In this case, the data of the part whose new bit is false is poured into the memtable, and then the valid bit of the corresponding part is set to false.
Consistency & Recovery
In this case, it can be divided into two detailed cases according to the data requested to be written. Case 2-1 is a situation where data with the same key is being written to as data in chunks that have already been written is coming in. this case, it can be divided into three detailed cases according to the input data.Case 3-1 is a case where data with the same key as a chunk whose new bit is false is loaded. In this case, it is in the same state as step 1 in case 2-1, and therefore data is processed in the same process as from step 1 in case 2-1. Case 3-2 is a situation where the data has the same key, since the part in which the new bit is true is the input.

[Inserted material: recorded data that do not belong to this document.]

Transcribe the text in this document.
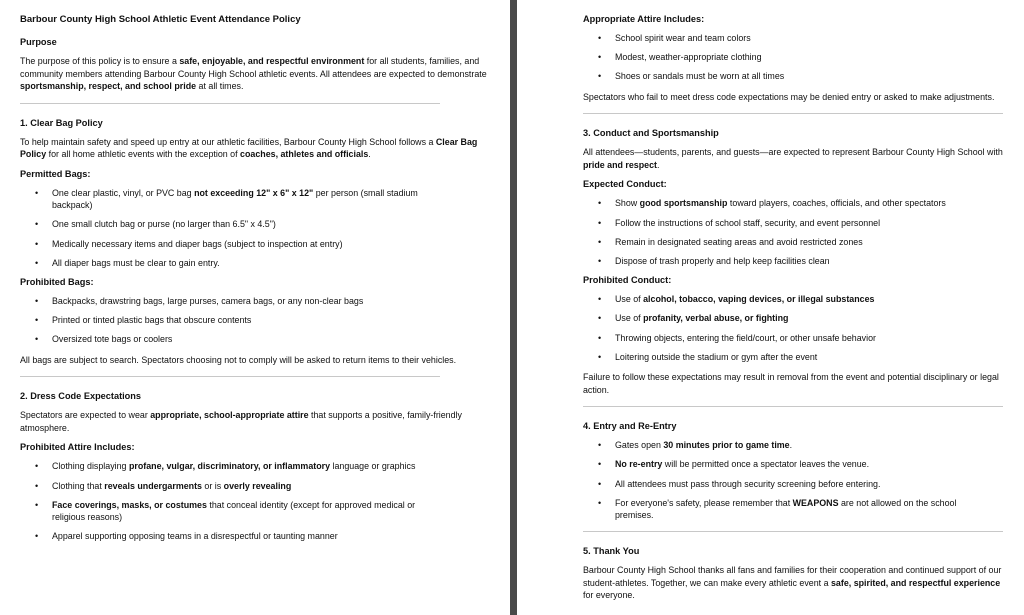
Barbour County High School Athletic Event Attendance Policy
Purpose
The purpose of this policy is to ensure a safe, enjoyable, and respectful environment for all students, families, and community members attending Barbour County High School athletic events. All attendees are expected to demonstrate sportsmanship, respect, and school pride at all times.
1. Clear Bag Policy
To help maintain safety and speed up entry at our athletic facilities, Barbour County High School follows a Clear Bag Policy for all home athletic events with the exception of coaches, athletes and officials.
Permitted Bags:
• One clear plastic, vinyl, or PVC bag not exceeding 12" x 6" x 12" per person (small stadium backpack)
• One small clutch bag or purse (no larger than 6.5" x 4.5")
• Medically necessary items and diaper bags (subject to inspection at entry)
• All diaper bags must be clear to gain entry.
Prohibited Bags:
• Backpacks, drawstring bags, large purses, camera bags, or any non-clear bags
• Printed or tinted plastic bags that obscure contents
• Oversized tote bags or coolers
All bags are subject to search. Spectators choosing not to comply will be asked to return items to their vehicles.
2. Dress Code Expectations
Spectators are expected to wear appropriate, school-appropriate attire that supports a positive, family-friendly atmosphere.
Prohibited Attire Includes:
• Clothing displaying profane, vulgar, discriminatory, or inflammatory language or graphics
• Clothing that reveals undergarments or is overly revealing
• Face coverings, masks, or costumes that conceal identity (except for approved medical or religious reasons)
• Apparel supporting opposing teams in a disrespectful or taunting manner
Appropriate Attire Includes:
• School spirit wear and team colors
• Modest, weather-appropriate clothing
• Shoes or sandals must be worn at all times
Spectators who fail to meet dress code expectations may be denied entry or asked to make adjustments.
3. Conduct and Sportsmanship
All attendees—students, parents, and guests—are expected to represent Barbour County High School with pride and respect.
Expected Conduct:
• Show good sportsmanship toward players, coaches, officials, and other spectators
• Follow the instructions of school staff, security, and event personnel
• Remain in designated seating areas and avoid restricted zones
• Dispose of trash properly and help keep facilities clean
Prohibited Conduct:
• Use of alcohol, tobacco, vaping devices, or illegal substances
• Use of profanity, verbal abuse, or fighting
• Throwing objects, entering the field/court, or other unsafe behavior
• Loitering outside the stadium or gym after the event
Failure to follow these expectations may result in removal from the event and potential disciplinary or legal action.
4. Entry and Re-Entry
• Gates open 30 minutes prior to game time.
• No re-entry will be permitted once a spectator leaves the venue.
• All attendees must pass through security screening before entering.
• For everyone's safety, please remember that WEAPONS are not allowed on the school premises.
5. Thank You
Barbour County High School thanks all fans and families for their cooperation and continued support of our student-athletes. Together, we can make every athletic event a safe, spirited, and respectful experience for everyone.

In this case, it will be in the same state as the original state of Case 2-1, so you can process data with the same mechanism as Case 2-1. In this case, it will be in the same state as the original state in case 2-2, so the subsequent mechanism can be treated in the same way as case 2-2. The structure from memtable is the same as the existing RocksDB, so we just need to handle it in the same way as the existing mechanism.
If a system crash occurs while flushing data from the MFR to the persistent memtable, the dirty bit of the tag remains true when the data is not completely off.
Environment Setup
Basic Performance
In sequential writing, MFR performance is the best, followed by vector performance, but the performance of both is similar. For the other benchmark sets, sequential write is the best case where the write occurs, but the reason why the performance is slightly lower than MFR is that the total data size exceeds 64 MB, which is a memtable size, so it is expected that memtable flush generated in the background caused performance degradation. On the other hand, in the case of vector, the performance was so poor that it could not give results even after a day of execution.
When random writes occur in MFR, a data sharing request of the same slot may occur within a similar amount of time. On the other hand, vector writes perform in such a way that both sequential writes and random writes continue to add data to the end using the same mechanism, so performance is the same in both cases. If random read occurs after random write, the overall performance is lower than when random read occurs after sequential write, but the trend of the result is the same.
That is, the performance of MFR is about 4.2× better than that of RocksDB with Skiplist, and the result of RocksDB with vector is so slow that the results could not be obtained even after more than a day. a) Sequential write & random read (b) random write & random read.
Various Value Sizes
Sync
For example, in the case of Ceph, the type of metadata can be distinguished by a key. Depending on the conversion method, the KV may be stored in the MFR in a somewhat sorted form based on the key. However, the overhead of WAL used to guarantee data consistency in the LSM-based KV store is too great.
If the WAL is synchronized for each operation to ensure consistency in the existing RocksDB, the performance of the proposed system is good, about 20∼43×. Arpaci-Dusseau, “All File Systems Are Not Created Equal: On the Complexity of Creating Crash-Consistent Applications,” in 11th USENIX Symposium on Operating System Design and Implementation (OSDI 14). Patt, “Metadata update performance in file systems,” in The First Symposium on Operating System Design and Implementation (OSDI 94).
Grider, "MDHIM: A parallel Key/Value Framework for HPC," i 7. USENIX Workshop om Hot Topics in Storage and File Systems. Tilgængelig: https://www.usenix.org/conference/fast20/presentation/yang [15] db_bench, "db_bench," https://github.com/facebook/rocksdb/wiki/Benchmarking-tools. Amvrosiadis, "Filsystemer uegnede som distribuerede lagerbackends: Lessons from 10 years of ceph evolution," i Proceedings of the 27th ACM Symposium on Operating Systems Principles, ser.